Nem de longe essa é a maneira como eu queria começar minha semana, mas há coisas que não dá para adiar, e essa é uma delas.
Respiro fundo, me preparando mentalmente para o que está por vir, e saio do carro.
A governanta abre a porta antes que eu toque a campainha, me olha de cima a baixo com um sorriso sincero e me deixa passar após me abraçar.
— Eles estão na sala de jantar, senhor — informa, já voltando para a cozinha.
Vou direto para a sala de jantar e paro na entrada, olhando meus pais. Minha mãe com a xícara na mão, vestida como se já esperasse visita, embora não sejam nem oito da manhã.
Meu pai, que corta um pedaço de bacon, é o primeiro a me ver.
— Lucas — diz, franzindo as sobrancelhas para o relógio na parede. — Não deveria estar na empresa?
— Sim — respondo, me aproximando. — Mas antes precisava passar aqui.
Minha mãe me observa em silêncio, com aquele ar de quem sabia exatamente que esse momento ia chegar.
— Café? — Ela finalmente fala, com uma calma que não engana ninguém.
— Não, obrigado.
Meu pai aponta uma das cadeiras, mas permaneço em pé. Sentar pareceria uma visita, e isso definitivamente não é.
— O que a senhora disse ontem no jantar foi desrespeitoso — começo, sem rodeios. — Com todos que estavam à mesa. Não vou fingir que não foi.
Minha mãe ergue uma sobrancelha, mas não responde imediatamente. Só gira o copo de café entre os dedos, como se ponderasse cada palavra.
— Só fiz uma observação — diz, por fim.
— A senhora fez uma insinuação calculada na frente de toda a família — corrijo, mantendo o tom baixo. — E depois foi falar com a Ivy sozinha enquanto eu estava fora da mesa.
— Não vou me desculpar pelo que fiz — ela responde, levando a xícara à boca, tranquila. — Só tive uma simples conversa com ela, Lucas. Isso não é crime.

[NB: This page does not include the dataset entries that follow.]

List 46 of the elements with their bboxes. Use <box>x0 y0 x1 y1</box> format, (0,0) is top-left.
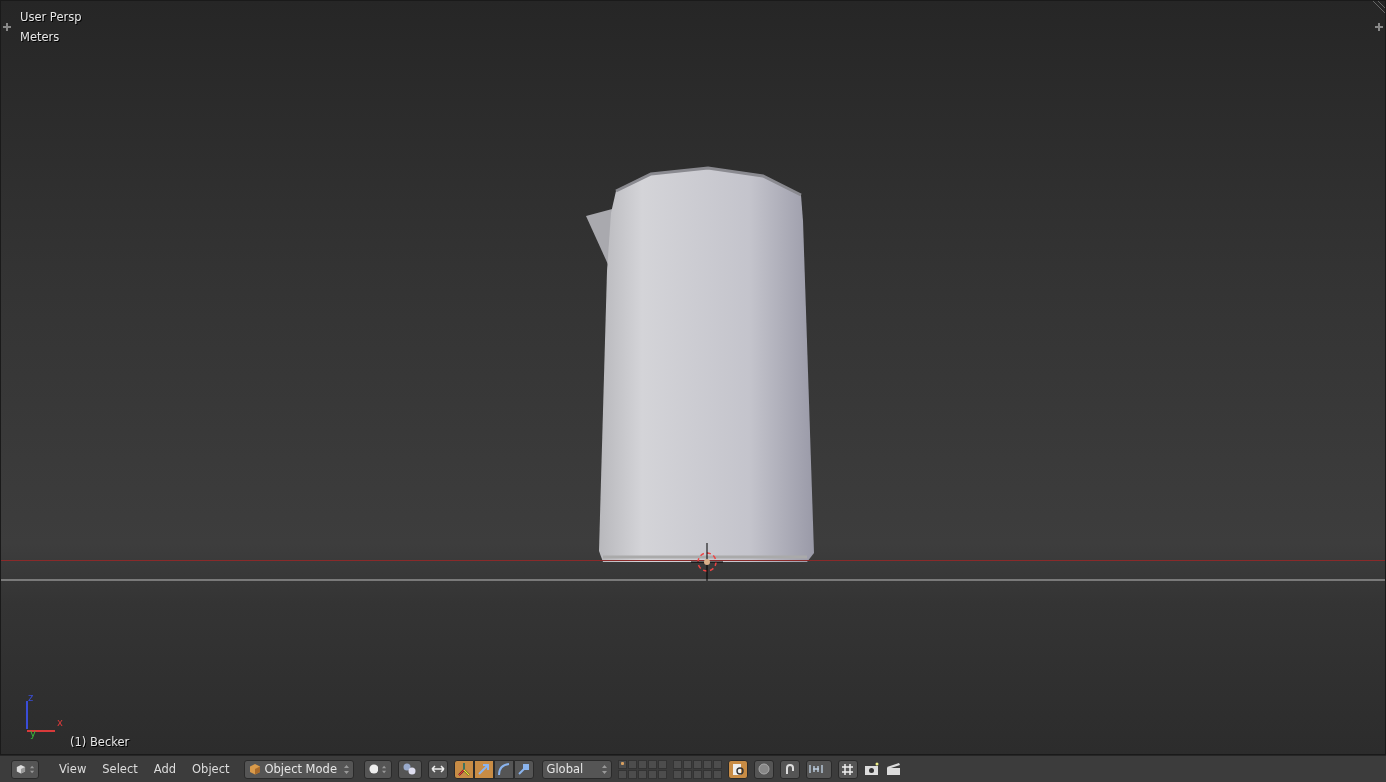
move-arrows-icon <box>430 763 445 775</box>
mode-dropdown[interactable]: Object Mode <box>243 759 354 779</box>
corner-grip-icon[interactable] <box>1371 1 1385 15</box>
lock-layers-button[interactable] <box>727 759 748 779</box>
menu-item[interactable]: Add <box>145 762 185 776</box>
arc-icon <box>496 762 511 776</box>
object-label: (1) Becker <box>70 735 130 749</box>
arrow-icon <box>476 762 491 776</box>
scale-icon <box>516 762 531 776</box>
plus-icon[interactable] <box>1375 23 1383 31</box>
menu-item[interactable]: Object <box>184 762 238 776</box>
pivot-icon <box>402 763 416 775</box>
orientation-dropdown[interactable]: Global <box>541 759 612 779</box>
circle-icon <box>757 763 770 775</box>
up-down-arrows-icon <box>343 763 349 775</box>
manipulator-toggle[interactable] <box>427 759 448 779</box>
3d-cursor-icon <box>691 543 723 581</box>
tool-button[interactable] <box>473 759 494 779</box>
menu-item[interactable]: Select <box>94 762 146 776</box>
sphere-icon <box>368 763 379 775</box>
editor-type-button[interactable] <box>11 759 39 779</box>
up-down-arrows-icon <box>29 763 34 775</box>
render-button[interactable] <box>753 759 774 779</box>
camera-icon[interactable] <box>863 762 880 776</box>
pivot-dropdown[interactable] <box>397 759 422 779</box>
chain-icon <box>731 762 744 776</box>
menu-item[interactable]: View <box>51 762 95 776</box>
tool-button[interactable] <box>453 759 474 779</box>
tool-button[interactable] <box>513 759 534 779</box>
up-down-arrows-icon <box>382 763 387 775</box>
clapperboard-icon[interactable] <box>885 762 902 776</box>
snap-button[interactable] <box>779 759 800 779</box>
tool-button[interactable] <box>493 759 514 779</box>
grid-icon <box>841 762 854 776</box>
cube-icon <box>16 763 26 775</box>
snap-element-dropdown[interactable] <box>805 759 832 779</box>
view-name: User Persp <box>20 10 82 24</box>
cube-icon <box>248 763 261 775</box>
manipulator-icon <box>456 762 471 776</box>
increment-icon <box>808 763 823 775</box>
snap-target-button[interactable] <box>837 759 858 779</box>
up-down-arrows-icon <box>601 763 607 775</box>
shading-dropdown[interactable] <box>363 759 392 779</box>
units-label: Meters <box>20 30 61 44</box>
plus-icon[interactable] <box>3 23 11 31</box>
magnet-icon <box>783 763 796 775</box>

— Não foi uma conversa. Foi uma advertência cruel.
Meu pai se mexe levemente, mas não fala. Vai deixar minha mãe conduzir isso, como sempre.
— Falei o que precisava ser dito. Ela é quinze anos mais nova do que você — ela diz, como se explicasse o óbvio. — Não tem carreira, não tem base familiar, mal começou a vida. Você tem uma empresa, uma reputação, um filho. Não fui cruel, fui realista.
— A senhora foi o que aprendeu a ser — respondo, fazendo uma pausa proposital. — Alguém que julga pessoas pelo que têm, não por quem são.
Diana pisca, mas não nega.
— Isso não é justo — diz, balançando a cabeça.
— Também não é justo o que a senhora fez com ela ontem.
O silêncio dura alguns segundos.
Meu pai olha para o prato à sua frente, como se os ovos mexidos fossem mais interessantes do que essa conversa, mas sei que está ouvindo cada palavra.
— Lucas — minha mãe começa novamente, se inclinando para frente. — Você se separou da Blair e, em poucas semanas, estava num leilão com a babá do Oliver. Como um casal. Você entende como isso parece?